Sunday, November 16, 2008

Heirloom, Hellion, Earthman and Buster Midnight: Book Update

In my reading memoirs, this season might go down as "the fall I read Pride and Prejudice for two weeks straight" (which is saying something, because I re-read all the good parts in one evening). If I try harder, I can recall more of the books I've read recently, but by next year they will largely be forgotten, with the exception of The Professor's House, which received its own post earlier.
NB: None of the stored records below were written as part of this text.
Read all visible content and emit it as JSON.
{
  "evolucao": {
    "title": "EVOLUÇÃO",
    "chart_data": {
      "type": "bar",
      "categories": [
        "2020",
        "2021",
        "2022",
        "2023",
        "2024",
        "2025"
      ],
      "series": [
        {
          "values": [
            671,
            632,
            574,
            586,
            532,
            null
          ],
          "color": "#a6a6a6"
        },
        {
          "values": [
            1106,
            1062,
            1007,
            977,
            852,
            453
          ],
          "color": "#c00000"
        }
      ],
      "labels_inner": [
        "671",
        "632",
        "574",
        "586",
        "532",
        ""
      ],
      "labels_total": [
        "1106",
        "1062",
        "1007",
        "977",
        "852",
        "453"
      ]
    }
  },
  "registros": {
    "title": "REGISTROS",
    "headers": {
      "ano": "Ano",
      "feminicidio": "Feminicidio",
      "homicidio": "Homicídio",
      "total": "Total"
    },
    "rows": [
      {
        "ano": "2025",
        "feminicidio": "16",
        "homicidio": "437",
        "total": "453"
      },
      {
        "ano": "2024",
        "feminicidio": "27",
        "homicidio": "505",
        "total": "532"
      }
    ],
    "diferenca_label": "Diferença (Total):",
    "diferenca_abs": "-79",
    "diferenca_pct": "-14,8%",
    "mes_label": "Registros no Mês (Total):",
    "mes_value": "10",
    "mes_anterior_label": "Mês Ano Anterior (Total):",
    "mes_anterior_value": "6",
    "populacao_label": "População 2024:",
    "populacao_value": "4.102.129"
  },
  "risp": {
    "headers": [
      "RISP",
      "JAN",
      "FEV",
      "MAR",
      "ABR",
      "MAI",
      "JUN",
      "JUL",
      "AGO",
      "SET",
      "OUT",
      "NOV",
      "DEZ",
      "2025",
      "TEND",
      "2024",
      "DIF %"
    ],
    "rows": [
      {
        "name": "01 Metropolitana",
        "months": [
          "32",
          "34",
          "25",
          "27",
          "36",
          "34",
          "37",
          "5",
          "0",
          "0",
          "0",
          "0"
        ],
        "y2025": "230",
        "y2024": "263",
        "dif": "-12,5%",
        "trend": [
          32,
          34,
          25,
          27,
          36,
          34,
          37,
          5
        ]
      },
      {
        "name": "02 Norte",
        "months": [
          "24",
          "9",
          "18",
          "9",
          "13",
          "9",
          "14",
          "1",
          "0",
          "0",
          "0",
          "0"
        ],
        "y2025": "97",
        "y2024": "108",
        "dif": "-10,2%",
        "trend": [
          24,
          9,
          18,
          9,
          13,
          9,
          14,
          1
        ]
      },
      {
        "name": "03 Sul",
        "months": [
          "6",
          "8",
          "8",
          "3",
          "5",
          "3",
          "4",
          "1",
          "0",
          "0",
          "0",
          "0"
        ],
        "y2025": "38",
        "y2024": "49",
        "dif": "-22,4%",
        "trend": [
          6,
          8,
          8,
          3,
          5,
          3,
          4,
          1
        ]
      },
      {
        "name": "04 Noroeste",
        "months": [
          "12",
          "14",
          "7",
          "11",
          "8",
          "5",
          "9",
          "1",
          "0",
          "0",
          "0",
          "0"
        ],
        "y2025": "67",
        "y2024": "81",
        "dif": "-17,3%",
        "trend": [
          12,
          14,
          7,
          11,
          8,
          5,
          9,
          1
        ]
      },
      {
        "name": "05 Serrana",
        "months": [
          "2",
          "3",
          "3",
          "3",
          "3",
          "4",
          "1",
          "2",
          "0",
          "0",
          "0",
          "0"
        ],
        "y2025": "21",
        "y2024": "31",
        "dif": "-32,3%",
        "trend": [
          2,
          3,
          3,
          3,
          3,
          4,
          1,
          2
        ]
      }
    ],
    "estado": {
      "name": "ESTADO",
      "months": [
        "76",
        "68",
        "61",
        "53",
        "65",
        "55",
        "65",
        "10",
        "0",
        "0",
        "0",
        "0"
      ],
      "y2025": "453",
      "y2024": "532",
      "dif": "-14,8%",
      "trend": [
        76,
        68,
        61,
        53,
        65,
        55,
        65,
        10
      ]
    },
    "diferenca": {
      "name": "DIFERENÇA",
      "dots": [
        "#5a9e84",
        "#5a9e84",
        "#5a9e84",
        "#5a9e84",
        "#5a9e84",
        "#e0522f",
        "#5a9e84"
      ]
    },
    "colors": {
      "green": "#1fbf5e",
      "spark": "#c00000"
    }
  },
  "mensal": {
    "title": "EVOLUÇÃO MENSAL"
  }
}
The Essential Earthman by Henry Mitchell is a collection of gardening essays for the D.C. area. It's fabulous because it is specific, opinionated and the gardening advice is spot on. It's also frustrating for the same reasons, as well as being 25 years out-of-date. I found myself wondering what good is it to read a witty comparison of rose varieties for D.C. gardens when I desire no more roses and could not acquire the listed cultivars if I did. And then I'd encounter gems like this:

If I may venture one suggestion to the May-struck gardener it is this: do not
allow the total space occupied by irises, peonies, roses, poppies,
forget-me-nots, violas, clematis and other glories of late May to occupy more
than 63 percent of the space. Unless, at an absolute maximum, they are allowed
to occupy 76 percent. It is unthinkable that they should in any case hog so much
as 94 percent of the arable area. Usually.
and know that I was listening to a kindred gardening spirit* and read on. Mitchell reminds me, in many ways, of the Scottish gardeners I worked with at Threave. That is mostly, although not unequivocally, a good thing. The book is highly recommended for Molly and any lurkers who garden in the mid-Atlantic region.

Tim Stark is a gardener as opinionated as Henry Mitchell, and perhaps as good a storyteller, but I had problems with Heirloom: Notes from an Accidental Tomato Farmer. I could never figure out just what Stark was trying to do. He might be trying to serve as the Anthony Bourdain (Kitchen Confidential) of the truck farming world, or the Amanda Hesser (Cooking for Mr. Latte). He might be trying to catch the "my parents made me crazy and now I'm a name-dropping foodie" wave or take full advantage of the locavore moment. If he's trying to do those things, he largely failed. I'd far rather read Bourdain, Hesser, Reischl, Pollan or Kingsolver. Still, he's succeeding at something. I read the bulk of the 227 page book in one sitting and while I only left with two concrete thoughts ( 1) I will never be a commercial farmer at any scale and 2) there are now five more restaurants on my fictitious list of the places I must eat at in New York City when I have unlimited money for a food trip there), I enjoyed it far more than that. Maybe I just wanted more about the tomatoes and fewer disjunct but overlapping "This American Life" pieces. I'd like you to read it and tell me your thoughts, but I'm not sending you out to buy it.

I had the feeling that Stark assumed his readers were provincial New Yorkers and he was out to shatter our stereotypes by suggesting that the people who drive tomatoes in from Pennsylvania are people too. A very very different book, Christine Flynn's Hannah and the Hellion suffers from a similar problem. The author of the Silhouette Special Edition from 1998 seems to want to shatter stereotypes of small towns (one can find romance in a small town! not everyone in a small town is nice!) through a story which relies on more stereotypes (in a small town everyone knows everyone and opinions cannot change). Still, it was fun reading for an afternoon and if any of my readers is near a library sale at which they could buy a bag of assorted trash romance for a buck, I'd be grateful as my supply of such pulp is running low.

Stereotyping of the audience seems to be a common problem in my recent reading. The narrator of Sandra Dallas's Buster Midnight's Cafe starts out the book mocking reporters who come to Butte, MT to interview the locals, "then they go back and write us up like we're cuter than a bug in lace pants. Local color, it's called." At the end of the first chapter, when it became clear that Sandra Dallas (who lives in Denver) was going to use a down-homey cuter than a bug in lace pants narrator to add local color to the whole book, even when the narrator mocked the practice, I cast the book aside for a few weeks. I returned to read it quickly and found it overall charming with an interesting unresolved plot twist and an unexpected punch at the ending. I've read several of Dallas's other books (Persian Pickle Club, Alice's Tulips, Diary of Mattie Spencer) and liked them all more, perhaps because of the quilting connection. Still I'd recommend Buster Midnight for my mother, Prairie Quilter, and Lindsey and I'll read Tallgrass someday.

"He think someone might mistake him for a cowboy. But anybody who knows cowboys knows yellow scarves are bad luck," (pg. 5)

*If anyone has digital photos of my peony parties, I would love them. Such an image was supposed to go here, but I appear not to have any.